Directed by Nicole Holofcener
Life is full of giving and taking—and in Please Give, the characters take their privilege and give their guilt. Amid the rotating ensemble of damaged souls is Kate (writer-director Nicole Holofcener's BFF Catherine Kenner), a wealthy, ethically ambiguous antiques dealer who is postured as the film's centerpiece of modern malaise. Plagued by the contemporary cosmopolitan condition of "West Village person's burden," Kate—who is quick to hand $20 to a homeless person—can't help but buy her 90-year-old neighbor's apartment in hopes of extending her own, and yet also feel horrible for the desire to see the old lady kick the bucket promptly. Enter the neighbor's granddaughters Rebecca (Rebecca Hall) and Mary (Amanda Peet). Rebecca is modest and Mary is brash but both, as is everyone in the film, are brutally honest and anxiety-ridden.
Please Give marks the second New York City-set film from screenwriter/director Nicole Holofcener, after her pleasantly neurotic first feature Walking and Talking. Although Holofcener has directed a few episodes of Sex and the City, her Please Give screenplay directly challenges the materialistic fantasy Carrie and Co. blithely indulge in. Holofcener cleverly eschews an insular Manhattan with a subtle view on voyeurism, whether it's a character looking out her window at a rooftop party, or following an ex's current beau. The screenplay does, however, represent the best and the worst of Holofcener's cinematic sensibility.

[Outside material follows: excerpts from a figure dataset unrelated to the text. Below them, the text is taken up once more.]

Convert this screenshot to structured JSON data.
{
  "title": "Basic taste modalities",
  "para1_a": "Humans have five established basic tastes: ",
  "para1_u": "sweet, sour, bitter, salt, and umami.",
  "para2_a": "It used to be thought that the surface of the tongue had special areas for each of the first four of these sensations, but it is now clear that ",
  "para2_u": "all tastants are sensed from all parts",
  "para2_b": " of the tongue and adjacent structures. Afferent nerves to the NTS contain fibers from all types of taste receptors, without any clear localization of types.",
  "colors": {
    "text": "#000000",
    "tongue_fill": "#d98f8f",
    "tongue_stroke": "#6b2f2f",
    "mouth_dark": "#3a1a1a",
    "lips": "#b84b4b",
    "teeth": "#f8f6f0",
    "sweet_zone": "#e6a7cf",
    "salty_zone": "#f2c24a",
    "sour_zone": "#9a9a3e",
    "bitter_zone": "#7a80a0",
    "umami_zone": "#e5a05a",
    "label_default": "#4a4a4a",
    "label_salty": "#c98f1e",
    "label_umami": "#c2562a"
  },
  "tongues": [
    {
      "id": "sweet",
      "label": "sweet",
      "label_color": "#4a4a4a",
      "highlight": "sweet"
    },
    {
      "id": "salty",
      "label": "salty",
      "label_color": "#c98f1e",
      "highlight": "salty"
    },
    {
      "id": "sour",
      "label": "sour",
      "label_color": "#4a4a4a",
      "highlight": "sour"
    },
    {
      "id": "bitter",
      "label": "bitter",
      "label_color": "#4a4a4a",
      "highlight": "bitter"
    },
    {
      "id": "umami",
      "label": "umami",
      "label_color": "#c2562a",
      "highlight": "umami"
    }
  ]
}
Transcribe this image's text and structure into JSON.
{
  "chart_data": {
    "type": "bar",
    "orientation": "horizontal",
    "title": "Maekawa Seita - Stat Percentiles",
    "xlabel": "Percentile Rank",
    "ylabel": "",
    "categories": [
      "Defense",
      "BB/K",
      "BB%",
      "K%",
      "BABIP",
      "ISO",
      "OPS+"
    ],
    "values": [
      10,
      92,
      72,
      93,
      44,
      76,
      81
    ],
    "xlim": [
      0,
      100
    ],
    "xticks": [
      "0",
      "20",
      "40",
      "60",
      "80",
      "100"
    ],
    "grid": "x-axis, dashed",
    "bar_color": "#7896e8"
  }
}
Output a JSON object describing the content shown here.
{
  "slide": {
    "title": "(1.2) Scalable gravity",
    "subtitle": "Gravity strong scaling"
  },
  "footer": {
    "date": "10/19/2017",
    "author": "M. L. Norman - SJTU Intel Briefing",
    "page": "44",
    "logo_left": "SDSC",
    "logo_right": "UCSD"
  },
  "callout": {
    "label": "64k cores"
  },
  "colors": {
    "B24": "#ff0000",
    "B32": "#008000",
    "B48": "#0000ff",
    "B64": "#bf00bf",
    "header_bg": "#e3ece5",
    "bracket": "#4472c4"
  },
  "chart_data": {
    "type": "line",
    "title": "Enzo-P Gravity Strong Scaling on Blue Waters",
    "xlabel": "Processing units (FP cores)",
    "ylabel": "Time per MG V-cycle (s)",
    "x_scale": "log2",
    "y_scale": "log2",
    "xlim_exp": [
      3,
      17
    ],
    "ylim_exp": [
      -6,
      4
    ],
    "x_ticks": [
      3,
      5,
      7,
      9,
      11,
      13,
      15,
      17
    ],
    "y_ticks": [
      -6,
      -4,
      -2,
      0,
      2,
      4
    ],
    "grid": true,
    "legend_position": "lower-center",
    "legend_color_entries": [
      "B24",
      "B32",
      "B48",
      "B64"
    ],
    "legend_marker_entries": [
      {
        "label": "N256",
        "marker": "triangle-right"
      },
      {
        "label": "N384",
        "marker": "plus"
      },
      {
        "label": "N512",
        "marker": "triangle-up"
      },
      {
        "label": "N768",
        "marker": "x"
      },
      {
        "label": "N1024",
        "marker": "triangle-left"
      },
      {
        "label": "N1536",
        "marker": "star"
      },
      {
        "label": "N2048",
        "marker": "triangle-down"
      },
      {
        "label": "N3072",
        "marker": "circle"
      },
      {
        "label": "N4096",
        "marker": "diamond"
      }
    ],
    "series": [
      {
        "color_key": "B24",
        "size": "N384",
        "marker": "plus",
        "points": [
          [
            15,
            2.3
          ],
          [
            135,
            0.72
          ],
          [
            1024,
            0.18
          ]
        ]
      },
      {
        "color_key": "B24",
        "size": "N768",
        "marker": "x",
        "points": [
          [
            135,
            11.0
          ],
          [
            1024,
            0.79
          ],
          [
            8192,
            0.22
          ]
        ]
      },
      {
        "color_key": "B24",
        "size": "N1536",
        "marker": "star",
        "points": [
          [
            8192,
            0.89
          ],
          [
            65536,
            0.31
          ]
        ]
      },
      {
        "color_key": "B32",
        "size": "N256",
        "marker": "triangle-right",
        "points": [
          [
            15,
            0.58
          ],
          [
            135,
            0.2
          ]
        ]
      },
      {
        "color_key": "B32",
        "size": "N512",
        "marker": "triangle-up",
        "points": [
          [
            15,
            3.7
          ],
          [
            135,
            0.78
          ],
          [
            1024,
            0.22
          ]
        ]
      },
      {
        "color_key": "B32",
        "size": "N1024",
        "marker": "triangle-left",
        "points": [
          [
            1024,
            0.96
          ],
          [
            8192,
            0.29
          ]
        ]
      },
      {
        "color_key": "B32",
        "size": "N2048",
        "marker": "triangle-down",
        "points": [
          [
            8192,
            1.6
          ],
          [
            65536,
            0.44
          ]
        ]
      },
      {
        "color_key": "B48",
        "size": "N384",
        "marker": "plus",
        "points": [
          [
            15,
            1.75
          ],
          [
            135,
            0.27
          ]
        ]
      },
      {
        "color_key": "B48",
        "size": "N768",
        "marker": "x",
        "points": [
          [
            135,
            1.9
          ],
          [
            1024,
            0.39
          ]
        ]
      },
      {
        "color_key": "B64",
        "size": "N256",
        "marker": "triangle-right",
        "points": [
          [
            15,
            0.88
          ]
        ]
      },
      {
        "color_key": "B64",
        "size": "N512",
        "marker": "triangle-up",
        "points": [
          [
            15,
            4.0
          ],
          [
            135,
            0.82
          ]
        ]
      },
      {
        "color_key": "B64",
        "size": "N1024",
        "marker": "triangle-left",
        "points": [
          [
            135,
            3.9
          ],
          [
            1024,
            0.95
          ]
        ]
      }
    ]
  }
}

In exploring the contradictions in life, she reveals the paradoxes in her own filmmaking. More a keen observer than filmmaker, Holofcener is brilliant at establishing characters yet poor at developing them; her strong understanding of personality is often undermined by her need to overtly telegraph themes. Kate, Rebecca and Mary don't become pure ciphers but occasionally they sure feel like a collection of thematic affectations rather than flesh and boiling blood. Does Holofcener was to be an authentic writer or a provocateur? Thankfully, there's only one lame conceit-of-a-character: Kate's oafish, conscience-free husband (Oliver Platt) who—for those not enthralled by Holofcener's confrontational dialogue concerning White People with Problems—will seem oddly refreshing. The plausible, if oxymoronic, characters essentially sum up Holofcener's snapshot filmmaking approach: at once delicately sensitive and at times frustratingly callous.